Konu Yazan: proleter
Konu Tarihi: 25.08.2015- 13:51


Kapitalizm öldürür: Yaşanılabilir yegane sistem sosyalizmdir

Kapitalizm insana dair hiçbir soruna çözüm getirmeye muktedir değildir. İnsanlığa ve doğaya ait hiçbir sorunu çözmemiştir, tam tersine daha da çoğaltmış, daha da ağır hale getirmiştir. O, bizatihi nedeni olduğu mülteciler sorununu da çözmeye muktedir değildir ve bu sorun, zaman zaman durulup gündemin arka planına düşse de, kapitalizm var oldukça hep var olacaktır. İnsanlığın kanayan bir yarası olmaya devam edecektir.

Resim Ekleme

Afrika, Afganistan, Irak, Libya, Suriye, Ukrayna, Sri Lanka, tümü de emperyalist savaş ve iç savaş alanıdır. Son dönemlerde bu ülkelerden her gün adı sığınmacı ya da mülteci olan yüzlerce insan Avrupa ülkelerine doğru "umut yolculuğu"na çıkıyor.

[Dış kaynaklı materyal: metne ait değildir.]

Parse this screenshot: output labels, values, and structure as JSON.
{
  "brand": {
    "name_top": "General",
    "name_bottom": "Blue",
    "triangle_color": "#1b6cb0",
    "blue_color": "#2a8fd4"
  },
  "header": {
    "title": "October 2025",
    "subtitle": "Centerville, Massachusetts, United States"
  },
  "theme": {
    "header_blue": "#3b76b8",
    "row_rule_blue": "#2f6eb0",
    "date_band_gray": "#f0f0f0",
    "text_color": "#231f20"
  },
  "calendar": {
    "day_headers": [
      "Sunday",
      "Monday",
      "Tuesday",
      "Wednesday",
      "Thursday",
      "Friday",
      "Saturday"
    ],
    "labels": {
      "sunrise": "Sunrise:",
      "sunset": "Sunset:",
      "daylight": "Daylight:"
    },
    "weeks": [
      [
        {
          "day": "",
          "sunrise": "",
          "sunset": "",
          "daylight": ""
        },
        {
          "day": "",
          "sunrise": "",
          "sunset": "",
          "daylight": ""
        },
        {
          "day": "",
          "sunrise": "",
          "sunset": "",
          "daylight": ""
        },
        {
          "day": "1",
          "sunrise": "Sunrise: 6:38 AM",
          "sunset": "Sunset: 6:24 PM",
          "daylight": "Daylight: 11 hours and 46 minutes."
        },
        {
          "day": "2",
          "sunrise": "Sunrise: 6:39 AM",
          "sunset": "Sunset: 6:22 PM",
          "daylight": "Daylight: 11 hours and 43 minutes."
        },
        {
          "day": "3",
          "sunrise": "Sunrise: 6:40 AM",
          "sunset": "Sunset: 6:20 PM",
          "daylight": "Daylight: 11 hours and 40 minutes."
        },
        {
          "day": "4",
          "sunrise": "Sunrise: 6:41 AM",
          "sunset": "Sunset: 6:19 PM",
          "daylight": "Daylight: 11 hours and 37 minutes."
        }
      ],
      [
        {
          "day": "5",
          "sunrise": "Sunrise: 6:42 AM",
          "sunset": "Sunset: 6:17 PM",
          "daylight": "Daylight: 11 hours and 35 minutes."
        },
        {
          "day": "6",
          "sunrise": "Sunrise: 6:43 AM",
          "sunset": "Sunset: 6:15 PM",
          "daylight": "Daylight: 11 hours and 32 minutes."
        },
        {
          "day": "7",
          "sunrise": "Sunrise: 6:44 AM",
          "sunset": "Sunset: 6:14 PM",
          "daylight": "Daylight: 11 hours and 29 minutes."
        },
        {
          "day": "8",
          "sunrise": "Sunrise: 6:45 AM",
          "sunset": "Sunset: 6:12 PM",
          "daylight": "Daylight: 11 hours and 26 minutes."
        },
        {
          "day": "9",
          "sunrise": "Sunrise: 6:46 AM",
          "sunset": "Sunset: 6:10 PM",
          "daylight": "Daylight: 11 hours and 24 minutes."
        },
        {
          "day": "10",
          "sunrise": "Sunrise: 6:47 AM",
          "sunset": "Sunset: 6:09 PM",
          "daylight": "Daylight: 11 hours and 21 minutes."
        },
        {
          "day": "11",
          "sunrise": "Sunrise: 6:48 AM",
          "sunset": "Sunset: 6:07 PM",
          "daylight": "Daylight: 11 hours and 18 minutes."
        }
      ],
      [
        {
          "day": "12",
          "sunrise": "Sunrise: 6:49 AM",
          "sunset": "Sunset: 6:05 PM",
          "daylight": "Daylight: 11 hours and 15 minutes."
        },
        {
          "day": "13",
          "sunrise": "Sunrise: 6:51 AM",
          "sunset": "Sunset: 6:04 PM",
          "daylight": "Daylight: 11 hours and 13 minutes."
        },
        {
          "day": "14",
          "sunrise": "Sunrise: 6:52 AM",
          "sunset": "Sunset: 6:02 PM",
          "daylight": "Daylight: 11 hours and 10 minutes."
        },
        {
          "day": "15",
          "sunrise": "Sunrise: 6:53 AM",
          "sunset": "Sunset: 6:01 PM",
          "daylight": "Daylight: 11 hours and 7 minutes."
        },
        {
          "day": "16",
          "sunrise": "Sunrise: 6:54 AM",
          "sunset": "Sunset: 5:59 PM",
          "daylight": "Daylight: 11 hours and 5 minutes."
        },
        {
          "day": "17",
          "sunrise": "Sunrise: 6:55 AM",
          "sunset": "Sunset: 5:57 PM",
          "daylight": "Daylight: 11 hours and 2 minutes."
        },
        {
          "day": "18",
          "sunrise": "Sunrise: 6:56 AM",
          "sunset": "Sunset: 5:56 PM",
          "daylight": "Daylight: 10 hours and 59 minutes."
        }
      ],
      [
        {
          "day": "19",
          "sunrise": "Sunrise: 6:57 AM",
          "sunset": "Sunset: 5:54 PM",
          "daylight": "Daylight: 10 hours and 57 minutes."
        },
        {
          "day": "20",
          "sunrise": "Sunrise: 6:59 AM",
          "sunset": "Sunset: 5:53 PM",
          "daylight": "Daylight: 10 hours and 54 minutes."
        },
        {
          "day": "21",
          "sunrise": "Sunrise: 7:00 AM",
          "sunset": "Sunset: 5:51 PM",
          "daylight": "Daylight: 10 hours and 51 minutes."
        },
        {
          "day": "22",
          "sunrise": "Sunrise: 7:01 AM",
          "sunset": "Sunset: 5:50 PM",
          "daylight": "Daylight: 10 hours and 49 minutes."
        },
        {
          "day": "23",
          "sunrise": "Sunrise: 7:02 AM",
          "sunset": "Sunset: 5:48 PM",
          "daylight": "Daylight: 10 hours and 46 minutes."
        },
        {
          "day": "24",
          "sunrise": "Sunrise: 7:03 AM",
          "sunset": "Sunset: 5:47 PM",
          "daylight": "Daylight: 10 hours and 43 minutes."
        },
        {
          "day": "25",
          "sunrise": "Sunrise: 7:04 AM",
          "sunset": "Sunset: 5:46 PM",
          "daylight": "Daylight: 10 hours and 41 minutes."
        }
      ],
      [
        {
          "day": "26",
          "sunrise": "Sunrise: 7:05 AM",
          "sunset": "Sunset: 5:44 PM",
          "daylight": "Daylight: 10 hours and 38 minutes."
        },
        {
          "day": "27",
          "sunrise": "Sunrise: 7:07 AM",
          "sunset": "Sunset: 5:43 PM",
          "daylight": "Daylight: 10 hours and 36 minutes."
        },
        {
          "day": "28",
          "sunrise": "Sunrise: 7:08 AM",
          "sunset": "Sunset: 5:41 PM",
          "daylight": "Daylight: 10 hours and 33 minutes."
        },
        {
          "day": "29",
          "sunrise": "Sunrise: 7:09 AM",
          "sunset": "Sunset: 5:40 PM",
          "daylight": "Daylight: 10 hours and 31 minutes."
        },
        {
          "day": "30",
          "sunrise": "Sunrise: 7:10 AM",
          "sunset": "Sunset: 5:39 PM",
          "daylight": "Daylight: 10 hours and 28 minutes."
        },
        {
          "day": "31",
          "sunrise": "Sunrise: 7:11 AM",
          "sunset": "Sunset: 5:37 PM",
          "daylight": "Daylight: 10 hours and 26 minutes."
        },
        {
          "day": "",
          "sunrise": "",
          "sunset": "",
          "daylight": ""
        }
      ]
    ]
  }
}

Toplamında sayıları milyonları bulan bu insanların hiç biri keyfinden ülkesini terk etmiyor. Yaptıkları da turistik bir seyehat değil. Bu bir zorunlu göçtür. Yerlerini yurtlarını mecburiyetten terk ediyorlar. Öte yandan, onlar gerçekte umuda değil, ölüme yolculuk ediyorlar. Hiç birinin bu yolculuğu gönüllü bir yolculuk değil. Hepsi de kendilerinin hiçbir sorumluluğunun olmadığı, işgal ve savaş gibi büyük acılara ve yıkımlara yol açan koşullardan kaçıyorlar. Hepsi de savaş ve hiçbir çıkarlarının olmadığı, sonu tam bir boğazlaşma içinde tükenme olan iç savaşların mağdurlarıdır. Yani onlar, ülkelerini savaş alanı haline getiren batının sömürgeci beyaz adamlarının kendilerine reva gördükleri onur kırıcı uygulamalardan, hergün ve her saat aşağılanmaktan, her biri büyük travmalara yol açan tecavüzlerden, yokluktan, yoksulluktan, açlıktan, açlığın ve ilaçsızlığın neden olduğu, her gün binlerce çocuğun yaşamını yitirmesi ile sonuçlanan ölümcül hastalıklardan ve çaresizlikten kaçıyorlar.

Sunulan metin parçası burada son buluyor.